丁兰朵也察觉到了顾凌深的不对劲,但随后便是一阵大笑,“哈哈哈,我看你以后还怎么嘲笑我!”
“我是嘲笑你的傻,不是那一身力气。”顾凌深嘲讽道,左右看了一眼依旧沉默寡言的徒弟,她叹了口气,“小渊,倒杯茶来。”
“是!”林渊甚是乖巧地点头答应,他没有灵力,对魔气或者灵力并没有太多实打实的理解,除了瘴气会让他难受。但他能察觉到,师父并没有太大变化。只是看了怀散的反应,他才隐隐约约意识到,灵力对于修士意味之大已经超乎了他的想象。
顾凌深喝了口茶,静静地等韩子敬出结果,此时丁兰朵也没了打趣,手指紧握住费忘的。
一番漫长的等待,除了茶水的清脆的碰撞声,周围便没了声音。
韩子敬从研究室出来的时候,目光就齐齐放在了他身上。
“顾长老,这戾气怕是清除不了了,过于强悍,和晚空的异曲同工之妙,只能治标不治本了。”
“这样啊。”顾凌深很是认真地点了点头,“没事。”
“嗯,对!”韩子敬连忙附和着,“我可以为你压制住那股戾气,只不过以后运功时,不要出全力,五成就好。否则体内真气可能会失控。”
“我会把握好分寸的。”顾凌深淡淡一笑,这是在安慰关心自己的人。
“那便好,不过你和晚空的问题还有所不同,我需要对比一下,对了,他人呢?”韩子敬这几天一直在研究沸水的成分,想要从中探寻其中的秘密,一直彻夜不眠地研究,是以并不知道晚空已经去世的真相。
“他,为了救我,去世了!”
“什么?”少年男子猛地向后退了几步,疲惫的脸上带着几分痛惜,“他……在哪?”
“他消失在了最北边的古海。”顾凌深垂着眸子,语气淡了几分,但细细听,就能从中发现那无尽的哀伤。
“我……”韩子敬瘫坐在椅子上,掩面而泣,“我还曾经说过,带他去清河。”
他只是一个游医,初见晚空的时候便被那一身如月的气质所吸引,他只是一个人类,没有灵力,不用医术就辨不清那所谓满身的戾气。
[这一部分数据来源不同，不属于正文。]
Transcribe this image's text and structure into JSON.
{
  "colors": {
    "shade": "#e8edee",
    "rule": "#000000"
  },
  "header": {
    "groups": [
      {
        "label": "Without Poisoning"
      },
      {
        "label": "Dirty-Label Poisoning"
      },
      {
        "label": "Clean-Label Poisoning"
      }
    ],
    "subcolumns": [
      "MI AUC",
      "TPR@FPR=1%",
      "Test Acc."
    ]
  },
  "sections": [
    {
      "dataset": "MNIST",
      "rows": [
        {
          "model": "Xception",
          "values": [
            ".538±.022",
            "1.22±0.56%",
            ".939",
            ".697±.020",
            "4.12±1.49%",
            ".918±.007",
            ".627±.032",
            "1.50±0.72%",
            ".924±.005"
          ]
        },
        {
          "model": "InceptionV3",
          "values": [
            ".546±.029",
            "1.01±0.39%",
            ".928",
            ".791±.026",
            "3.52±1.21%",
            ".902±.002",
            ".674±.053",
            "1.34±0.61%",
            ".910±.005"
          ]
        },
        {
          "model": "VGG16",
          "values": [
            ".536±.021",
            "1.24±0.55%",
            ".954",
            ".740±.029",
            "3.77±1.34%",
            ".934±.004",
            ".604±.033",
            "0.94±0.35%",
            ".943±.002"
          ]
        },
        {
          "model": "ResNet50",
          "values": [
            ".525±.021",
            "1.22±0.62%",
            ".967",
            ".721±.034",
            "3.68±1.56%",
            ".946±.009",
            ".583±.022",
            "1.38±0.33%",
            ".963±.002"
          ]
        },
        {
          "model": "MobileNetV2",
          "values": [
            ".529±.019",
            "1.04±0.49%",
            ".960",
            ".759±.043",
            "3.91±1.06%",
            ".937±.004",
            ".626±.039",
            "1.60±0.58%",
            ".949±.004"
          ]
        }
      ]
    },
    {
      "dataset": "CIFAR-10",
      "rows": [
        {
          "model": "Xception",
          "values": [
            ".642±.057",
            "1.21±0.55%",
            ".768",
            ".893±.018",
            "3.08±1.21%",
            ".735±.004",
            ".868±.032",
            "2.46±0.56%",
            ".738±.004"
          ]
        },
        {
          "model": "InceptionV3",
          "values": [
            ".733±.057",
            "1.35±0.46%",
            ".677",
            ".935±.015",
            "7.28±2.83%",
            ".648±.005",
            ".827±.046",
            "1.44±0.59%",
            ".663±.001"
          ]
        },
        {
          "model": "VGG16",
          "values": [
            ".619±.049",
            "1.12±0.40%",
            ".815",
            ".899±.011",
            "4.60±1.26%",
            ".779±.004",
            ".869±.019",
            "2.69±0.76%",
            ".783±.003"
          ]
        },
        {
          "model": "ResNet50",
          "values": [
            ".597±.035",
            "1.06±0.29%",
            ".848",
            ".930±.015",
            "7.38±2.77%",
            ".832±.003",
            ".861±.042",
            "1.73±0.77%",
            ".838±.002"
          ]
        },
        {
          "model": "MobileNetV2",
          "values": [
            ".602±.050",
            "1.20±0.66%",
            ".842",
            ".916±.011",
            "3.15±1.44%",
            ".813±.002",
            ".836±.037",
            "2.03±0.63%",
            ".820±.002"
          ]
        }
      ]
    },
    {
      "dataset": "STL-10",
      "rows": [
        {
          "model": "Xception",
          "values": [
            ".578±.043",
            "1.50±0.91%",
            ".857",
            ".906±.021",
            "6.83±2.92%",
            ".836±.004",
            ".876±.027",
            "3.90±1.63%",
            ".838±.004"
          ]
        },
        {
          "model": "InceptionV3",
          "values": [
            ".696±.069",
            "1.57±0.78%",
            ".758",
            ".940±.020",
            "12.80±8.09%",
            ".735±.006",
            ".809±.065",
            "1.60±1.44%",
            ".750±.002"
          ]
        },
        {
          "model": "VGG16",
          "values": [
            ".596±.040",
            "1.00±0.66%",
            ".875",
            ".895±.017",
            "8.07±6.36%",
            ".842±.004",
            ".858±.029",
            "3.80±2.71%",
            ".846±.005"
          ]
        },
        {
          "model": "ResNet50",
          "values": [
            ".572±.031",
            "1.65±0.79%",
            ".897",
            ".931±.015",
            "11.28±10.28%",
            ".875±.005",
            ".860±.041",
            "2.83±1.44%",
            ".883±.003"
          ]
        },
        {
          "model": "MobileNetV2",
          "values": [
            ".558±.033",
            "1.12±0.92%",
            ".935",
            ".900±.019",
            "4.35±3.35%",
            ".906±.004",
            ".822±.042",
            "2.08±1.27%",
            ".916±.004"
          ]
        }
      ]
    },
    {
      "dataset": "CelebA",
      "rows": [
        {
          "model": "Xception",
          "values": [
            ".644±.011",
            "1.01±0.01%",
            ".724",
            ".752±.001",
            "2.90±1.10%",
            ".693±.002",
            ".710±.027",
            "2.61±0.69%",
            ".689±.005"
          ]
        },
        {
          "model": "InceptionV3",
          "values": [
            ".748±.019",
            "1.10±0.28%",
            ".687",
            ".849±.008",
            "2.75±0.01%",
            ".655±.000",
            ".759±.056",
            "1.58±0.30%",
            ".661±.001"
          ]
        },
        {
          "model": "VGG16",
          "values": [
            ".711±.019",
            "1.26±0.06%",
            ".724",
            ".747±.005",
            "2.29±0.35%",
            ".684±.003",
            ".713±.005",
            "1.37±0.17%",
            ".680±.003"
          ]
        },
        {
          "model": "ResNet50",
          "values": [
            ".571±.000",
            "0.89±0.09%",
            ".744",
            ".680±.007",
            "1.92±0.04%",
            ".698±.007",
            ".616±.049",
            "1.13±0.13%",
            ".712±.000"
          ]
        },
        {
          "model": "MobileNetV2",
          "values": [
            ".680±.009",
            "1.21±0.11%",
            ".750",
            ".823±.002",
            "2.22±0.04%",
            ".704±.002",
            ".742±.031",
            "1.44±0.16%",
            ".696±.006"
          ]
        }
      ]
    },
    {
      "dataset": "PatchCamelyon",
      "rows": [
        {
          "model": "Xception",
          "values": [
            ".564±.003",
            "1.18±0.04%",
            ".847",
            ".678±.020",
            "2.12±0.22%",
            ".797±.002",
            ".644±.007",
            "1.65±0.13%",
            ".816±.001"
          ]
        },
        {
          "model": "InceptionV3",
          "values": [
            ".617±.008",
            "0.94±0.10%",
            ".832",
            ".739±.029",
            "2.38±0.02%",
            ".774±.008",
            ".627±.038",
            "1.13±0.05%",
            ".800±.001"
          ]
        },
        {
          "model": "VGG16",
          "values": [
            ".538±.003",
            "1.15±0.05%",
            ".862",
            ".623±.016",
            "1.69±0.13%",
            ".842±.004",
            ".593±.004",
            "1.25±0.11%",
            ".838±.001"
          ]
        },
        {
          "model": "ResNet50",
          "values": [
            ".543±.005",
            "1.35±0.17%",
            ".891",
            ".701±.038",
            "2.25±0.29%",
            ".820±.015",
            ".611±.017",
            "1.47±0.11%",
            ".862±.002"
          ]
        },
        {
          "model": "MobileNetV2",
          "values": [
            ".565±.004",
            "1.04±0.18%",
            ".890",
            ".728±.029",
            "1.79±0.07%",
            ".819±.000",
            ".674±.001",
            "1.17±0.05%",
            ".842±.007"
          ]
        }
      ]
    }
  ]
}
清潭的山石之上长着纯白的雪莲,第一次见到这样的植物更是让他新生欢喜,也使他忘记了神谷的危险。
他还记得当时他指着那雪莲问晚空,“这是你的吗?”
晚空盯着自己看了好久,然后摇头,给他腾开位置,只静静地看着他慢慢地爬上清潭上凸起的山石。
神谷的夜晚总是冷的,他见晚空衣着单薄,便介意待会儿一起去烤火,对方却不言语,只是静静地望着他。
但后来晚空还是来了,还花时间带他找了其他地方的灵芝。
虽然始终没有说话,但他认定他是一个好人。